Abstract
The Thick Control Flow (TCF) model simplifies parallel programming by bundling computations with the same control flow into single flows of variable thickness, and has the prospect of alleviating redundant usage of software and hardware resources. While architectures that can support the TCF model have been proposed, current proposals cannot support concurrent memory accesses that can both simplify programming and speed up many parallel algorithms by a logarithmic factor. In this paper, we extend current TCF architectures to efficiently support concurrent read as well as write memory accesses. The solution is based on bounded size step-caches, and exploit the two-part, hybrid, frontend-backend structure of current TCF processors, and synchronization properties of the TCF model itself. According to our simulation-based evaluation, a concurrent memory access TCF processor with B backends can execute algorithms with substantial concurrent memory accesses up to B times faster than a baseline TCF processor not supporting concurrent memory access. The hardware overhead of the solution is estimated to be modest. We include parallel program code to illustrate the gains by supporting concurrent memory accesses.
1. Introduction
Standard programming models of current shared memory multicore processors expose sets of computational threads that execute individual code asynchronously [1, 2]. While this makes execution of independent threads straight-forward, data dependencies between threads make it necessary to explicitly synchronize them by constructs, like barriers, locks and atomic operations to guarantee that critical operations are carried out in the right order. Since the cost of applying these constructs in terms of execution time and usage of hardware resources is high in most current CPU and GPU architectures, many sophisticated and efficient paradigms for fine-grained parallel computing [3, 4, 5] are deemed impractical. These include concurrent memory access that lets a number of processors read and write a memory location concurrently, and execution of fine-grained parallel algorithms in general.
5. Conclusions
We have described an architectural solution to realize concurrent memory access for TCF processors.
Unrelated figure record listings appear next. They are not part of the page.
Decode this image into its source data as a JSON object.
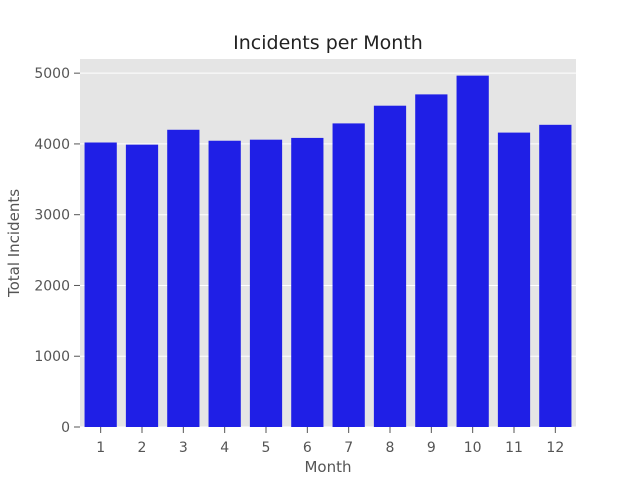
{
  "chart_data": {
    "type": "bar",
    "title": "Incidents per Month",
    "xlabel": "Month",
    "ylabel": "Total Incidents",
    "categories": [
      "1",
      "2",
      "3",
      "4",
      "5",
      "6",
      "7",
      "8",
      "9",
      "10",
      "11",
      "12"
    ],
    "values": [
      4020,
      3990,
      4200,
      4045,
      4060,
      4085,
      4290,
      4540,
      4700,
      4965,
      4160,
      4270
    ],
    "ylim": [
      0,
      5200
    ],
    "yticks": [
      "0",
      "1000",
      "2000",
      "3000",
      "4000",
      "5000"
    ],
    "grid": true,
    "legend": "none",
    "colors": {
      "bar": "#1f1fe6",
      "plot_background": "#e5e5e5",
      "grid": "#ffffff"
    }
  }
}
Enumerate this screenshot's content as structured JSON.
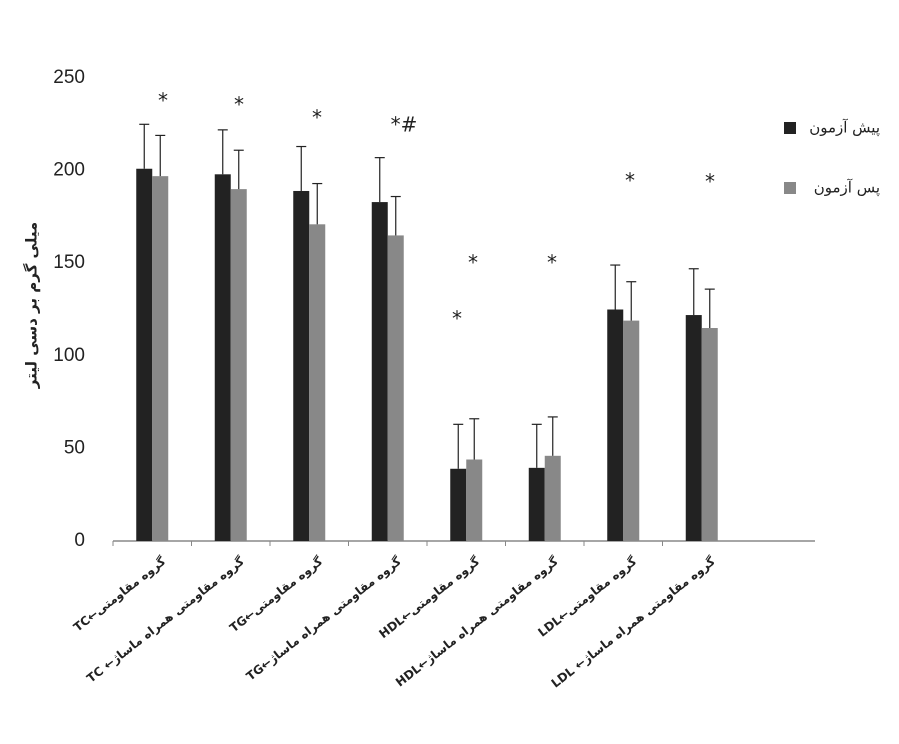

The solution is based on bounded size step caches and a two-part, hybrid, frontend-backend structure of current TCF processors. Step caches capture and hold the references made during the on-going step of an execution. Since operations within a step are independent by the definition of TCF execution, there are no coherence problems. If there is only a single-location concurrent operation per TCF, the active frontend unit can perform TCF-level accesses cost-efficiently. According to the evaluation, the concurrent memory access-aware B-backend unit TPA executes certain algorithms up to B times faster than the similarly configured baseline TPA. Employing the frontend in the case of single-location concurrent memory access can further speed up execution. The cost of the proposed technique in silicon area and power consumption is estimated to be very small. Our programming examples demonstrate that concurrent memory access can be integrated as a natural pattern of parallel programming in both high-level and assembler languages.
In the future we aim to further study and develop TCF-aware computing hardware and methodology. This includes an FPGA proof of concept implementation and studying the possibility to realize multiprefix operations on TCF architectures.